Я специально нагнетала, чтобы потом ненароком не начать надеяться. Не хотелось размечтаться, а потом окончательно разочароваться… в себе.

— Подожди, — нахмурилась Ленка, — ты же сама говоришь — он нормальный парень. Значит, хоть какие-то мозги и чувство гордости у человека должны быть. Между прочим, это лишь заблуждение, что мужикам всё равно с кем.

Лицо пошло красными пятнами, отчего-то сделалось стыдно.
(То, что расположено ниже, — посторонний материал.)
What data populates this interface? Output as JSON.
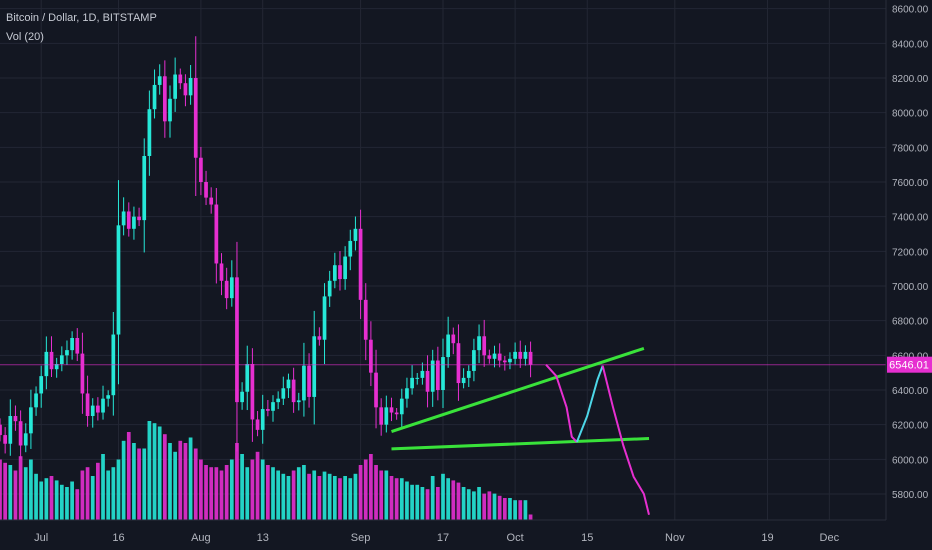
{
  "header": {
    "title": "Bitcoin / Dollar, 1D, BITSTAMP",
    "volume_label": "Vol (20)"
  },
  "price_tag": "6546.01",
  "colors": {
    "background": "#131722",
    "grid": "#232734",
    "up": "#26e8d8",
    "down": "#e62fd0",
    "axis_text": "#b2b5be",
    "trend": "#39e23a",
    "forecast_down": "#e62fd0",
    "forecast_up": "#4dd7e8",
    "price_line": "#e62fd0"
  },
  "chart_data": {
    "type": "candlestick",
    "ylim": [
      5650,
      8650
    ],
    "y_ticks": [
      5800,
      6000,
      6200,
      6400,
      6600,
      6800,
      7000,
      7200,
      7400,
      7600,
      7800,
      8000,
      8200,
      8400,
      8600
    ],
    "y_tick_labels": [
      "5800.00",
      "6000.00",
      "6200.00",
      "6400.00",
      "6600.00",
      "6800.00",
      "7000.00",
      "7200.00",
      "7400.00",
      "7600.00",
      "7800.00",
      "8000.00",
      "8200.00",
      "8400.00",
      "8600.00"
    ],
    "x_range": [
      "2018-06-23",
      "2018-12-12"
    ],
    "x_ticks": [
      {
        "date": "2018-07-01",
        "label": "Jul"
      },
      {
        "date": "2018-07-16",
        "label": "16"
      },
      {
        "date": "2018-08-01",
        "label": "Aug"
      },
      {
        "date": "2018-08-13",
        "label": "13"
      },
      {
        "date": "2018-09-01",
        "label": "Sep"
      },
      {
        "date": "2018-09-17",
        "label": "17"
      },
      {
        "date": "2018-10-01",
        "label": "Oct"
      },
      {
        "date": "2018-10-15",
        "label": "15"
      },
      {
        "date": "2018-11-01",
        "label": "Nov"
      },
      {
        "date": "2018-11-19",
        "label": "19"
      },
      {
        "date": "2018-12-01",
        "label": "Dec"
      }
    ],
    "start_date": "2018-06-23",
    "closes": [
      6140,
      6090,
      6250,
      6220,
      6080,
      6150,
      6300,
      6380,
      6480,
      6620,
      6520,
      6550,
      6600,
      6630,
      6700,
      6610,
      6380,
      6250,
      6310,
      6270,
      6350,
      6370,
      6720,
      7350,
      7430,
      7330,
      7400,
      7380,
      7750,
      8020,
      8160,
      8210,
      7950,
      8080,
      8220,
      8170,
      8100,
      8200,
      7740,
      7600,
      7510,
      7470,
      7130,
      7030,
      6930,
      7050,
      6330,
      6390,
      6550,
      6230,
      6170,
      6290,
      6280,
      6330,
      6350,
      6410,
      6460,
      6330,
      6340,
      6540,
      6360,
      6710,
      6690,
      6940,
      7030,
      7120,
      7040,
      7170,
      7260,
      7330,
      6920,
      6690,
      6500,
      6300,
      6200,
      6300,
      6270,
      6260,
      6350,
      6410,
      6470,
      6470,
      6510,
      6390,
      6570,
      6400,
      6590,
      6720,
      6670,
      6440,
      6470,
      6510,
      6630,
      6710,
      6600,
      6580,
      6610,
      6570,
      6560,
      6580,
      6620,
      6580,
      6620,
      6546
    ],
    "volumes": [
      55,
      52,
      50,
      45,
      58,
      48,
      55,
      42,
      35,
      38,
      40,
      36,
      32,
      30,
      35,
      28,
      45,
      48,
      40,
      52,
      60,
      45,
      48,
      55,
      72,
      80,
      70,
      65,
      65,
      90,
      88,
      85,
      78,
      70,
      62,
      72,
      70,
      75,
      65,
      55,
      50,
      48,
      48,
      45,
      50,
      55,
      70,
      60,
      48,
      55,
      62,
      55,
      50,
      48,
      45,
      42,
      40,
      45,
      48,
      50,
      42,
      45,
      40,
      44,
      42,
      40,
      38,
      40,
      38,
      42,
      50,
      55,
      60,
      50,
      45,
      45,
      40,
      38,
      38,
      35,
      32,
      32,
      30,
      28,
      40,
      30,
      42,
      38,
      36,
      34,
      30,
      28,
      26,
      30,
      24,
      26,
      24,
      22,
      20,
      20,
      18,
      18,
      18,
      5
    ],
    "trendlines": [
      {
        "from": [
          "2018-09-07",
          6160
        ],
        "to": [
          "2018-10-26",
          6640
        ]
      },
      {
        "from": [
          "2018-09-07",
          6060
        ],
        "to": [
          "2018-10-27",
          6120
        ]
      }
    ],
    "forecast_down": [
      [
        "2018-10-07",
        6546
      ],
      [
        "2018-10-09",
        6480
      ],
      [
        "2018-10-11",
        6300
      ],
      [
        "2018-10-12",
        6130
      ],
      [
        "2018-10-13",
        6100
      ]
    ],
    "forecast_up": [
      [
        "2018-10-13",
        6100
      ],
      [
        "2018-10-15",
        6250
      ],
      [
        "2018-10-17",
        6460
      ],
      [
        "2018-10-18",
        6540
      ]
    ],
    "forecast_down2": [
      [
        "2018-10-18",
        6540
      ],
      [
        "2018-10-20",
        6300
      ],
      [
        "2018-10-22",
        6080
      ],
      [
        "2018-10-24",
        5900
      ],
      [
        "2018-10-26",
        5800
      ],
      [
        "2018-10-27",
        5680
      ]
    ]
  }
}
Мы с сестрой хоть и были близки, но такие разговоры вели редко.

Бросила на неё полный скепсиса взгляд, словно подозревая в том, что она просто меня так успокаивает.

— Ну не веришь мне, хочешь, Лёню спросим?
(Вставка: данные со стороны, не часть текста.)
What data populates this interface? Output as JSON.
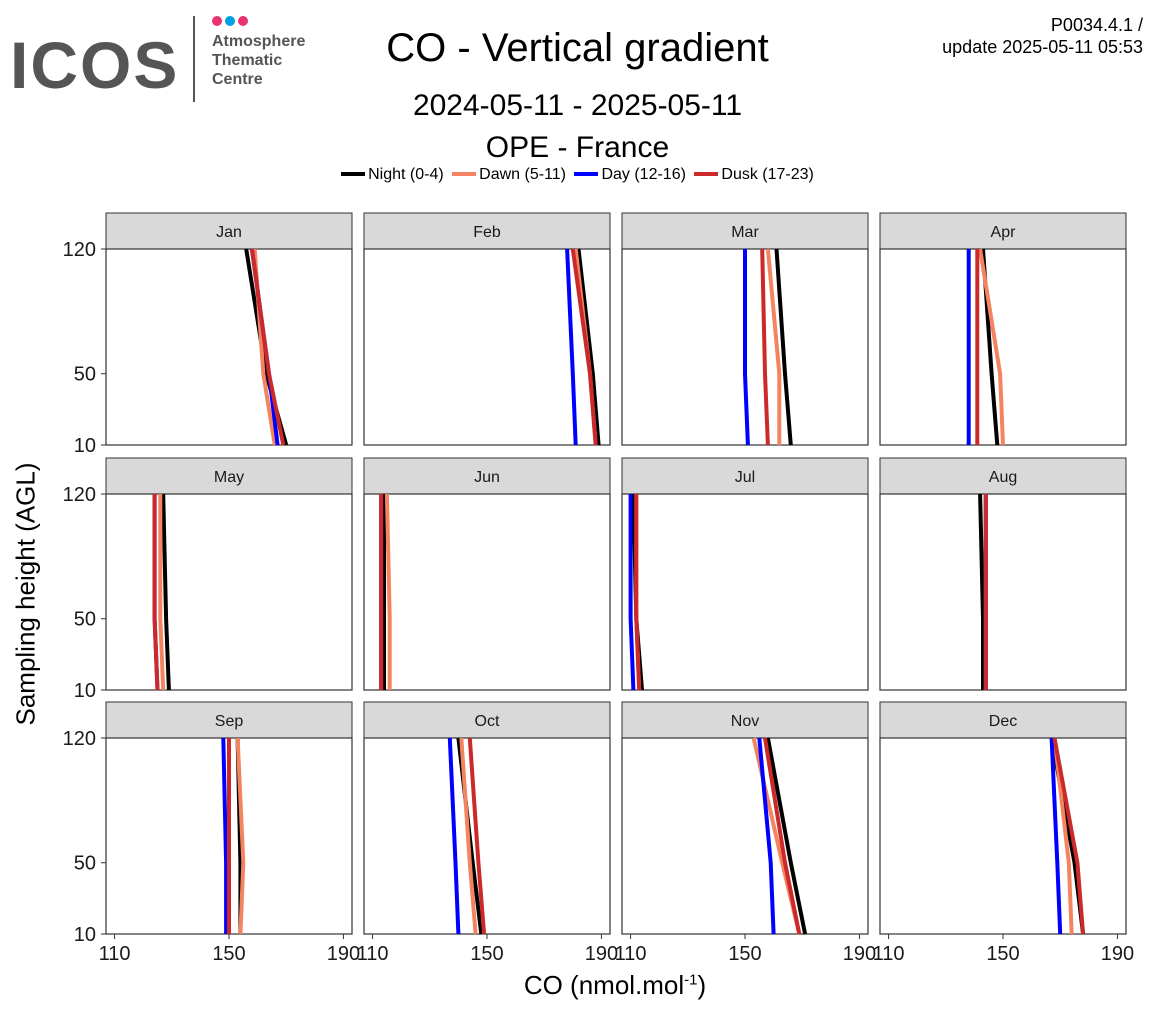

Лёня был моим зятем и по совместительству мужем сестры. Вернее, сначала он был её мужем, а уже потом всё остальное.

— Не надо, — окончательно поникла я, ещё только Лёньки в моих переживаниях не хватало. Я тогда точно сквозь землю провалюсь.

Но Суриков не стал дожидаться нашего приглашения и сам нарисовался в дверях комнаты.
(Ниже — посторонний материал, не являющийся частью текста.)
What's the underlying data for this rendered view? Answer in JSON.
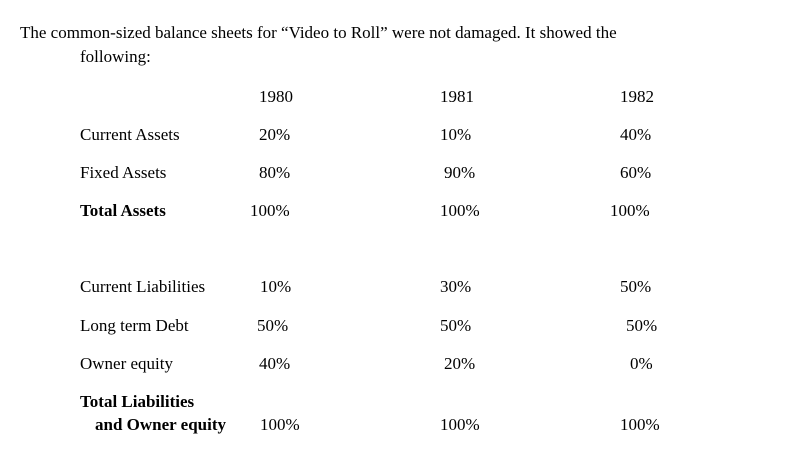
{
  "intro": {
    "line1": "The common-sized balance sheets for “Video to Roll” were not damaged.  It showed the",
    "line2": "following:"
  },
  "years": [
    "1980",
    "1981",
    "1982"
  ],
  "rows": [
    {
      "label": "Current Assets",
      "values": [
        "20%",
        "10%",
        "40%"
      ]
    },
    {
      "label": "Fixed  Assets",
      "values": [
        "80%",
        "90%",
        "60%"
      ]
    },
    {
      "label": "Total Assets",
      "values": [
        "100%",
        "100%",
        "100%"
      ]
    },
    {
      "label": "Current Liabilities",
      "values": [
        "10%",
        "30%",
        "50%"
      ]
    },
    {
      "label": "Long term Debt",
      "values": [
        "50%",
        "50%",
        "50%"
      ]
    },
    {
      "label": "Owner equity",
      "values": [
        "40%",
        "20%",
        "0%"
      ]
    }
  ],
  "total_liab": {
    "label_line1": "Total Liabilities",
    "label_line2": "and Owner equity",
    "values": [
      "100%",
      "100%",
      "100%"
    ]
  }
}
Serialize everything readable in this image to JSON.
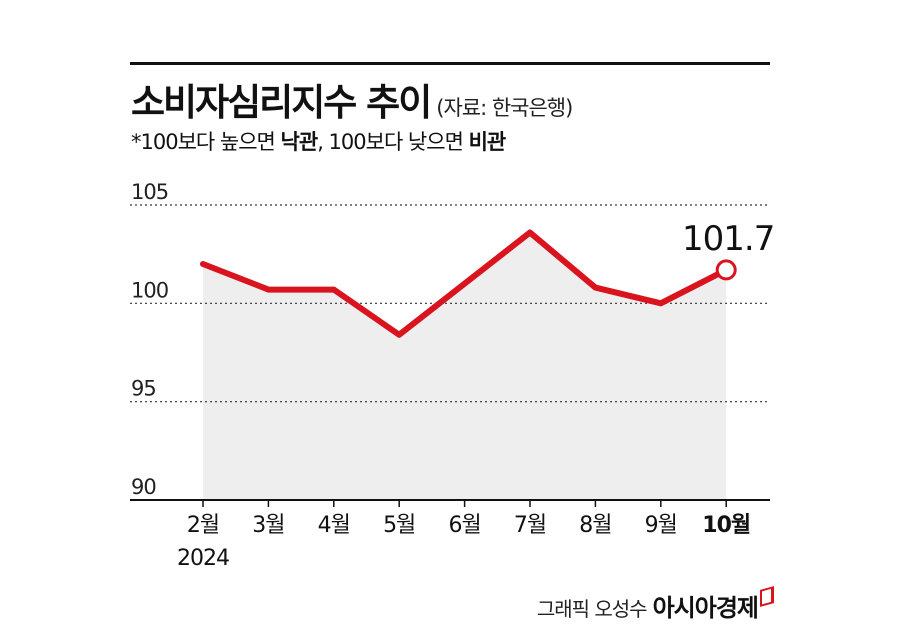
{
  "header": {
    "title": "소비자심리지수 추이",
    "source": "(자료: 한국은행)",
    "note": {
      "prefix": "*100보다 높으면 ",
      "optimism": "낙관",
      "middle": ", 100보다 낮으면 ",
      "pessimism": "비관"
    }
  },
  "credit": {
    "text": "그래픽 오성수",
    "brand": "아시아경제"
  },
  "colors": {
    "line": "#d9141e",
    "area": "#eeeeee",
    "text": "#111111"
  },
  "chart_data": {
    "type": "area",
    "categories": [
      "2월",
      "3월",
      "4월",
      "5월",
      "6월",
      "7월",
      "8월",
      "9월",
      "10월"
    ],
    "year_label": "2024",
    "series": [
      {
        "values": [
          102.0,
          100.7,
          100.7,
          98.4,
          101.0,
          103.6,
          100.8,
          100.0,
          101.7
        ]
      }
    ],
    "ylim": [
      90,
      105
    ],
    "yticks": [
      "90",
      "95",
      "100",
      "105"
    ],
    "highlight": {
      "index": 8,
      "label": "101.7"
    },
    "grid": true
  }
}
— О-паце, это что у нас тут опять за нахлебники? Ходют тут всякие…

Отношения с зятем у меня были хорошие, но выражались в вот такой странной форме. Я оторвала голову от Ленкиных коленей и показала Лёне язык. Тот в долгу не остался и показал мне фигу.

— Детский сад, — покачала головой сестра, почти привыкшая за десять лет к нашим вечным стычкам.

В коридоре раздался шум, и сбоку от Сурикова нарисовались Дашка с Машкой, мои горячо любимые племянницы, которые были по совместительству… Ну вы поняли.

— Пап, у них тут страдания, ты что, не видишь? — карикатурно по-взрослому возмутилась одна из близняшек.

— Давайте Свету уже замуж выдадим, — опустил всякую тактичность Лёнька, — и конец страданиям.

— Так они над этим и работают, — закончила вторая из девочек.

***

Жизнь продолжалась. Утро понедельника выдалось до ужаса обыденным: классный час, уроки, разборки, страдания…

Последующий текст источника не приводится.